As for why your tire blew off, we will need more info. What ia the width of the tire and rim? Crotched means hooked, correct. What ia the max pressure on the tire and rim? 6 bars seems high.


----------



## cxwrench (Nov 9, 2004)

Install error. Tube was caught under the tire bead or if it is that loose you didn't keep an eye on the bead as you inflated it.


----------



## Lombard (May 8, 2014)

cxwrench said:


> Install error. Tube was caught under the tire bead or if it is that loose you didn't keep an eye on the bead as you inflated it.


This is possible. Not that I would ever do anything like that. It was a friend. 😏


----------



## No Time Toulouse (Sep 7, 2016)

Don't newer tubeless rims have a different 'hook profile'?


----------



## Lombard (May 8, 2014)

No Time Toulouse said:


> Don't newer tubeless rims have a different 'hook profile'?

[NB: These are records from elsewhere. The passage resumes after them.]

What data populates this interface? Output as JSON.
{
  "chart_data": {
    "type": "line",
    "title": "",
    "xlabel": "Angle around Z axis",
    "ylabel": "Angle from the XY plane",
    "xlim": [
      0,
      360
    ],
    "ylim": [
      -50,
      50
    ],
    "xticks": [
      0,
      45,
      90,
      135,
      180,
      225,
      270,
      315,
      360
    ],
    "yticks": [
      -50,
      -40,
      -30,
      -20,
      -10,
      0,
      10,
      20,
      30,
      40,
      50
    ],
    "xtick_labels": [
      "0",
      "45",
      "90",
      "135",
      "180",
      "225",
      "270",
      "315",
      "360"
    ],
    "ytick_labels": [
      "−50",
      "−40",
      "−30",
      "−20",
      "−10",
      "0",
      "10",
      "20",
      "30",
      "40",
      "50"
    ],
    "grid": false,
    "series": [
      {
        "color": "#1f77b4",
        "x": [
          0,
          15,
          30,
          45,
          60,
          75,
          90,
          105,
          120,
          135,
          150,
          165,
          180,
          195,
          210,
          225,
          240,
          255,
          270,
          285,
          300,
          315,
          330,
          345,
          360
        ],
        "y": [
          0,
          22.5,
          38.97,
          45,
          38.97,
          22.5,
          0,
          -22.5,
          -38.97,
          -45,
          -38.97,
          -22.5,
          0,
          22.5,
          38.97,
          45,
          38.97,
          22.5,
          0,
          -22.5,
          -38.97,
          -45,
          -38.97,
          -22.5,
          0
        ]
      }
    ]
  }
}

Some do and some don't. Some of the newer tubeless mountain rims have no hooks at all. That sounds to me like a recipe for disaster, but what do I know?


----------



## Kerry Irons (Feb 25, 2002)

cxwrench said:


> Install error. Tube was caught under the tire bead or if it is that loose you didn't keep an eye on the bead as you inflated it.


Most likely explanation. Otherwise it would be a damaged rim or seriously out of specification tire.


----------